The career of the great bassist Frank Tusa is one of the great mysteries of jazz, as he was only involved in a handful of recordings throughout the 70s. Fortunately, Enja reissued this stunner in 2006. Father Time is Tusa’s only recording as a leader, unless you include Sunday Song, his duet album with Richie Beirach. It makes you wish he had recorded under his own name more often. The band he’s using is basically Lookout Farm, Dave Liebman’s band, which Tusa was a member of at the time, but the orientation is completely different. For one thing, Father Time is completely an acoustic album. Rather than being fusion, like the recordings of Lookout Farm, Father Time is mostly free jazz with a little world music, postbop, and funk thrown in. Amazingly, given the variety on the date, all the tunes were written by Tusa.
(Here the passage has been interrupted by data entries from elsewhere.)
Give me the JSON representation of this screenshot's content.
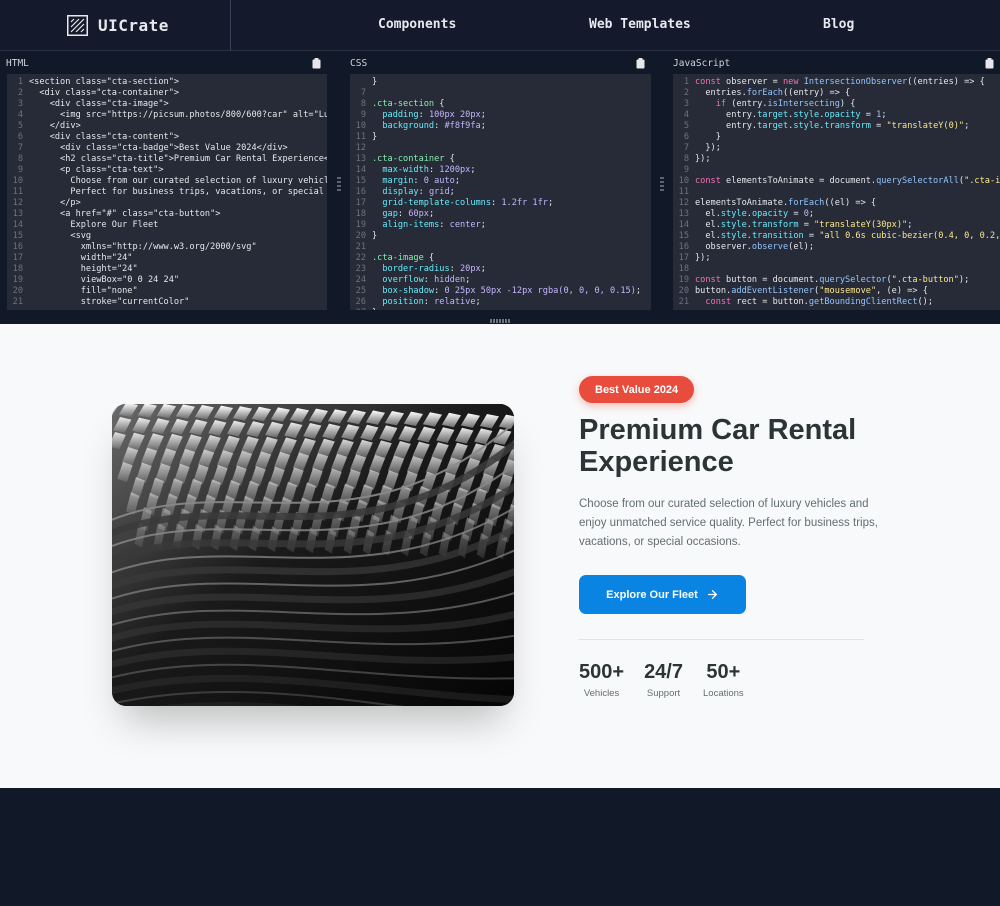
{
  "brand": {
    "name": "UICrate"
  },
  "nav": {
    "components": "Components",
    "templates": "Web Templates",
    "blog": "Blog"
  },
  "editors": {
    "html_title": "HTML",
    "css_title": "CSS",
    "js_title": "JavaScript"
  },
  "preview": {
    "badge": "Best Value 2024",
    "title": "Premium Car Rental Experience",
    "text": "Choose from our curated selection of luxury vehicles and enjoy unmatched service quality. Perfect for business trips, vacations, or special occasions.",
    "button": "Explore Our Fleet",
    "stats": [
      {
        "value": "500+",
        "label": "Vehicles"
      },
      {
        "value": "24/7",
        "label": "Support"
      },
      {
        "value": "50+",
        "label": "Locations"
      }
    ]
  },
  "colors": {
    "badge": "#e74c3c",
    "button": "#0984e3",
    "title": "#2d3436",
    "text": "#636e72"
  },
  "icons": [
    "logo-icon",
    "clipboard-icon",
    "arrow-right-icon"
  ]
}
In the opener, Doin’ It, it seems as though Tusa dictated a rhythm, an order in which the instrumentalists were supposed to enter the conversation, and that everything else was free. No set chords or melody at all. The result is a funky, bluesy vamp with one of the fiercest tenor sax solos David Liebman has ever committed to wax. Richie Beirach (piano), who has seemingly telepathic communication with Liebman, comps intermittently, feeding Liebman chords that weave around the pedal point, which inspire Liebman in all sorts of different harmonic directions. It’s an intense, rich performance, but only one of the many highlights of the album. Cameo is the only through composed piece, a gorgeous ballad. The introduction is played by Beirach and Tusa. Their playing is full of emotion, but rigorously unsentimental. Then Liebman joins in on alto flute. The combination of these three stellar musicians, each listening and contributing to this powerful piece is pure magic.
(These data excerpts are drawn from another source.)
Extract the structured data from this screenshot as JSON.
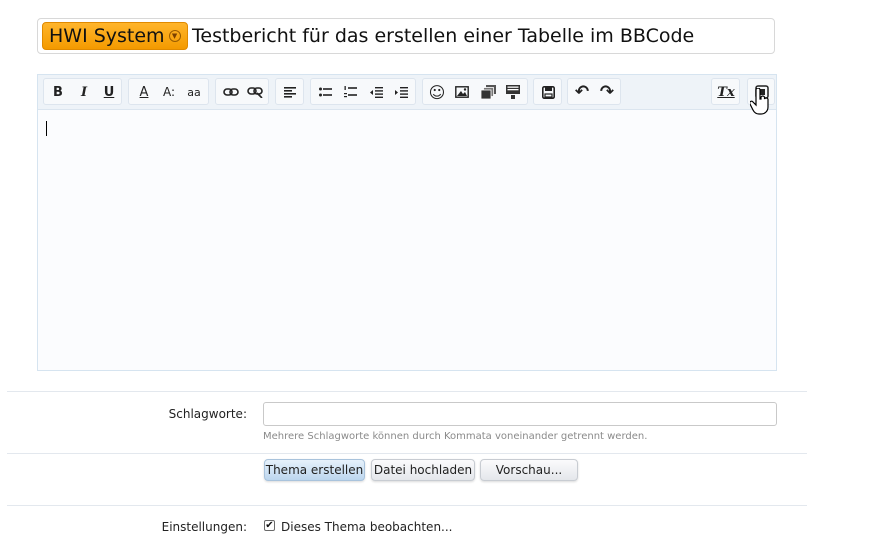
{
  "thread": {
    "prefix_label": "HWI System",
    "title": "Testbericht für das erstellen einer Tabelle im BBCode"
  },
  "editor": {
    "toolbar": [
      {
        "name": "bold-button",
        "icon": "bold-icon",
        "glyph": "B"
      },
      {
        "name": "italic-button",
        "icon": "italic-icon",
        "glyph": "I"
      },
      {
        "name": "underline-button",
        "icon": "underline-icon",
        "glyph": "U"
      },
      {
        "name": "font-color-button",
        "icon": "font-color-icon",
        "glyph": "A"
      },
      {
        "name": "font-size-button",
        "icon": "font-size-icon",
        "glyph": "A:"
      },
      {
        "name": "font-family-button",
        "icon": "font-family-icon",
        "glyph": "aa"
      },
      {
        "name": "link-button",
        "icon": "link-icon"
      },
      {
        "name": "unlink-button",
        "icon": "unlink-icon"
      },
      {
        "name": "align-button",
        "icon": "align-left-icon"
      },
      {
        "name": "bullet-list-button",
        "icon": "bullet-list-icon"
      },
      {
        "name": "number-list-button",
        "icon": "number-list-icon"
      },
      {
        "name": "outdent-button",
        "icon": "outdent-icon"
      },
      {
        "name": "indent-button",
        "icon": "indent-icon"
      },
      {
        "name": "smilie-button",
        "icon": "smilie-icon",
        "glyph": "☺"
      },
      {
        "name": "image-button",
        "icon": "image-icon"
      },
      {
        "name": "media-button",
        "icon": "media-icon"
      },
      {
        "name": "insert-button",
        "icon": "insert-icon"
      },
      {
        "name": "save-draft-button",
        "icon": "save-icon"
      },
      {
        "name": "undo-button",
        "icon": "undo-icon",
        "glyph": "↶"
      },
      {
        "name": "redo-button",
        "icon": "redo-icon",
        "glyph": "↷"
      },
      {
        "name": "remove-format-button",
        "icon": "remove-format-icon",
        "glyph": "Tx"
      },
      {
        "name": "toggle-bbcode-button",
        "icon": "bbcode-toggle-icon"
      }
    ]
  },
  "form": {
    "tags_label": "Schlagworte:",
    "tags_value": "",
    "tags_hint": "Mehrere Schlagworte können durch Kommata voneinander getrennt werden.",
    "buttons": {
      "create": "Thema erstellen",
      "upload": "Datei hochladen",
      "preview": "Vorschau..."
    },
    "settings_label": "Einstellungen:",
    "watch_label": "Dieses Thema beobachten...",
    "watch_checked": true
  },
  "colors": {
    "prefix_bg": "#f49a00",
    "toolbar_bg": "#eef3f8",
    "primary_button": "#bcd6ee"
  }
}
The next piece, Gipsy Song, is Tusa’s de facto solo feature, in that all of the other musicians are playing percussion. It’s clear that Tusa has again dictated the tempo and groove, and maybe told the rest of the musicians about his basic intent to use Eastern European motifs. The rest is pure improvisation. This track casts a spell that makes you feel like you are in a different century and culture (unless you happen to be a gypsy). Mabel’s Mood finds Tusa once again developing a tune out of whole cloth with Richie Beirach. The depth of their imaginations and their lightning quick response to each others ideas is otherworldly. There’s no other word for it. I don’t know. Beirach’s playing is so tuneful and melodious, maybe Tusa gave Beirach some suggestion as to possible themes to explore. The next tune, Kristie’s Spirit, is again a free improvisation featuring Dave Liebman on alto flute and the final tune is String Beans, which is yet another free improvisation featuring Liebman on tenor, Tusa, and Jeff Williams on drums. It sounds like Tusa gave Liebman a single melodic fragment as the basis of the tune, or maybe just a scale.

As any decent jazz musician can tell you, playing free requires tremendous discipline because you have no structure to fall back on. You have to create a collaborative structured performance in real time that’s constantly changing. That’s a huge challenge and one that Frank Tusa’s band meets here with complete success. I consider this one of the greatest free jazz recordings of all time. Considering that this recording was obscure when it was released and probably sold zip, we are extremely fortunate that Enja has reissued this unsung classic on CD. Snap it up quickly before it goes away.